O que fazer quando você percebe que seus receios - tudo o que você
tinha pavor de ser na vida - se concretizaram? Que,
inegavelmente, você é uma tia solteirona, gorda, desgrenhada, desempregada, que vive enfurnada, de moletom, num apartamento na companhia de gatos e sem muitos amigos?
A verdade dói. Vou fazer 40 no domingo que vem. Não saio (muito) de casa sozinha, portanto não conheço pessoas novas interessantes. Portanto, continuo sozinha. E em casa.
Sou tia - e isto é muito bom, ao contrário do que me faziam crer todas as TIAS que proferiam ameaças de que eu ficaria "para titia" (nota da autora: quando criança, eu entendia "ficar PARA A titia", e pensava que teria que viver
ad aeternum com
a minha tia solteirona, numa relação meio João-Maria-e-a-bruxa). Meus sobrinhos são duas delícias, e os outros quase sobrinhos também me enchem de alegria com suas pequenas e grandes conquistas.
Sou solteira. Não por opção, mas pelas circunstâncias. Eu poderia ter me ajuntado, ou até casado no papel, mas hoje percebo que Deus foi bom para mim e me livrou de, pelo menos, duas encrencas.

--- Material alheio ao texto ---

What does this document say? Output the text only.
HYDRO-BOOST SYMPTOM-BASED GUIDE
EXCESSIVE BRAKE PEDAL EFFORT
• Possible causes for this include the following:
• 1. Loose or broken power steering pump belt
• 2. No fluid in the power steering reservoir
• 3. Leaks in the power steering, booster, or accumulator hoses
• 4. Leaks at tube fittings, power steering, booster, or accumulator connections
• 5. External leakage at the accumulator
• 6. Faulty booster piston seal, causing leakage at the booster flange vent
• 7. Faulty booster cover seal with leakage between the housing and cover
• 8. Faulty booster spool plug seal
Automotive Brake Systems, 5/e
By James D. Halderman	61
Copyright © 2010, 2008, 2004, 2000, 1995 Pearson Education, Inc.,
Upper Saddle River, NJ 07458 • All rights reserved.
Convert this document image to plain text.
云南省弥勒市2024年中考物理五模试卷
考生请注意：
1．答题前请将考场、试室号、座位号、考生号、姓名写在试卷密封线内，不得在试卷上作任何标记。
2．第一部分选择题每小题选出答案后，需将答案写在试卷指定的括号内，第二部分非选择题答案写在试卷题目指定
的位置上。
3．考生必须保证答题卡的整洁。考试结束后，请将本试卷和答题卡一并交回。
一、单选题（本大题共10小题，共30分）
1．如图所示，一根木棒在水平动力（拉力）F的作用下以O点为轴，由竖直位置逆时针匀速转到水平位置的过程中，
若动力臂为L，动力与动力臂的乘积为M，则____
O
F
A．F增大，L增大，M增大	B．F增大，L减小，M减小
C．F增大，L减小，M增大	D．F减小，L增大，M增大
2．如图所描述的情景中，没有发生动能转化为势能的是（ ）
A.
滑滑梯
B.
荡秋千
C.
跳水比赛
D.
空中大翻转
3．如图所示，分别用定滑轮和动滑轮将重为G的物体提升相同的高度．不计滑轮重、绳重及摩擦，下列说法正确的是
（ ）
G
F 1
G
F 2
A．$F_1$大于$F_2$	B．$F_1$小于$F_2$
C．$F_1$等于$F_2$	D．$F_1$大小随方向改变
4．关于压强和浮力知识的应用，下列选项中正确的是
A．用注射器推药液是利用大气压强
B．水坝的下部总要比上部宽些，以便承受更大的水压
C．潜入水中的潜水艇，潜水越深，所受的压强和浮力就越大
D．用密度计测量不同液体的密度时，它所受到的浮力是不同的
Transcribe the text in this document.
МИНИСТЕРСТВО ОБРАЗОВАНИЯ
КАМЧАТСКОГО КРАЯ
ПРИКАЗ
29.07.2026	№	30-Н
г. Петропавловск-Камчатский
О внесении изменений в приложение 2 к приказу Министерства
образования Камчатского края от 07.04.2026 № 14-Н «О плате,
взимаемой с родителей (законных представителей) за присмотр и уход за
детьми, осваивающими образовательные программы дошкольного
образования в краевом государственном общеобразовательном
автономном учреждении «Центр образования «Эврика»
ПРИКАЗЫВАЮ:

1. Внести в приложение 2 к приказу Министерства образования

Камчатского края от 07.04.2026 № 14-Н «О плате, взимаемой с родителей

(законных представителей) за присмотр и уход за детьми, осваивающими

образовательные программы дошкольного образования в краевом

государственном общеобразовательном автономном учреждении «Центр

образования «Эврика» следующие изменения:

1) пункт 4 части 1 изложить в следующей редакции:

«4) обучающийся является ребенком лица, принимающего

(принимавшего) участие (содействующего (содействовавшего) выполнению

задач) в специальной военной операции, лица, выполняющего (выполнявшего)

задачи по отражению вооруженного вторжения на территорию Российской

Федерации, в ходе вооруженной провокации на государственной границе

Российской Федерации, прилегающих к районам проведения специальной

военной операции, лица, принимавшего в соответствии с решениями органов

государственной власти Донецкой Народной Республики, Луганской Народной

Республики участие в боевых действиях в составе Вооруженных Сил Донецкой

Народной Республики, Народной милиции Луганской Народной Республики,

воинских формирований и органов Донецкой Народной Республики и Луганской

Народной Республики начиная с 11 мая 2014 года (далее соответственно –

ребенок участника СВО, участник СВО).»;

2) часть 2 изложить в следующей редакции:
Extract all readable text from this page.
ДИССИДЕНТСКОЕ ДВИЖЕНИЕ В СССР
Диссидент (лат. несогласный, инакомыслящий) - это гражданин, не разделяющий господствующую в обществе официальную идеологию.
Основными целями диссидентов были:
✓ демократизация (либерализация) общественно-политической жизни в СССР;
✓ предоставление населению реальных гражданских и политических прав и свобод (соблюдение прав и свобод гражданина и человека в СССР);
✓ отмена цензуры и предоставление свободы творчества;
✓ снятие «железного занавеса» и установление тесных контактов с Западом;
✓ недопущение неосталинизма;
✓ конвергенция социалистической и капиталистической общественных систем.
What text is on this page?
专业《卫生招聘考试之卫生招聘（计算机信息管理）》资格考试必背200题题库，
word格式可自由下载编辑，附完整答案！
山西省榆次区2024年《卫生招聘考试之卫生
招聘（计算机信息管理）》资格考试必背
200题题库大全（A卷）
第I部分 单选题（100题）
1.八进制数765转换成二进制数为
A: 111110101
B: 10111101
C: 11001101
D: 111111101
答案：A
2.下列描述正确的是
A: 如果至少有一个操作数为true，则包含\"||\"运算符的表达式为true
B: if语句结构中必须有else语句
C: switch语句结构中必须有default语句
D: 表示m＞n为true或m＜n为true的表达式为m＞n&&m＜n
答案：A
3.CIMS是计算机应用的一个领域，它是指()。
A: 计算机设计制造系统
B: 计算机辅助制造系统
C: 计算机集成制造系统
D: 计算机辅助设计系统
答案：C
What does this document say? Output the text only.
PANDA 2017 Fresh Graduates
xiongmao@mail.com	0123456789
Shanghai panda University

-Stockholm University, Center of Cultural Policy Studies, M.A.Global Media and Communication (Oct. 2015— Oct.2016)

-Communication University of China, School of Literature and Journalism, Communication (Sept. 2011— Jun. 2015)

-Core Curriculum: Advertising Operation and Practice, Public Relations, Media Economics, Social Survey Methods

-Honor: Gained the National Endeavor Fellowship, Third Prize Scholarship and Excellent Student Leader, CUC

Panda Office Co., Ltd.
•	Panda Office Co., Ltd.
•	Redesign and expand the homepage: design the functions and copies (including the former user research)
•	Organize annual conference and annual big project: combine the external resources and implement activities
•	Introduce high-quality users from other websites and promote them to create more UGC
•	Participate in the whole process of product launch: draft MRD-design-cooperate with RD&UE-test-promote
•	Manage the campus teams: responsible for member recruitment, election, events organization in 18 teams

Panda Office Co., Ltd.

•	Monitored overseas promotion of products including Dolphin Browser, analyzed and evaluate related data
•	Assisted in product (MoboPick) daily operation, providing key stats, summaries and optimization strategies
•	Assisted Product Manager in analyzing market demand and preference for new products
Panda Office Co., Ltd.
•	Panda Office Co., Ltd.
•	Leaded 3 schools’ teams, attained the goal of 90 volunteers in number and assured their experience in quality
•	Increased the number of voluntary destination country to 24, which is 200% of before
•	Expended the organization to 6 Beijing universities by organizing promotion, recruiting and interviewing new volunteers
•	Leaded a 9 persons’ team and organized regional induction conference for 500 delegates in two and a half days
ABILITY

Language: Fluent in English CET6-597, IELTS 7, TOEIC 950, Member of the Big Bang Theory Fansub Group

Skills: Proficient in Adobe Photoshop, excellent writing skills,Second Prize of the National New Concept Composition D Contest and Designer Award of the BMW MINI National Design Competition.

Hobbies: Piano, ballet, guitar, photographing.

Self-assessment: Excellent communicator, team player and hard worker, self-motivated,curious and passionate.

Eu poderia ter tido filhos com estas ditas encrencas; não tive. Deus foi muito bom! Ainda espero encontrar um plebeu encantado por aí... ou quem sabe um príncipe (vai que Deus quer
realmente caprichar)?
Sou gorda. OK, ainda não me acostumei com a denominação - mas aí vamos entrar na discussão da gordofobia, de como o mundo pop nos faz sentir menos humanas e menos valiosas quando não temos o corpo da Barbie nem a fama da Gisele Bündchen, ou vice-versa - então digamos que sou, e sempre vou ser,
grande e roliça. Porque não tem jeito, minha massa magra é de quase 60 kg e meço 1,80 m de Havaianas. Mesmo depois de emagrecer os 18 kg que pretendo, serei
plus size. Acho bonito ter carne e curvas. E sou ótima companhia para o happy hour!!!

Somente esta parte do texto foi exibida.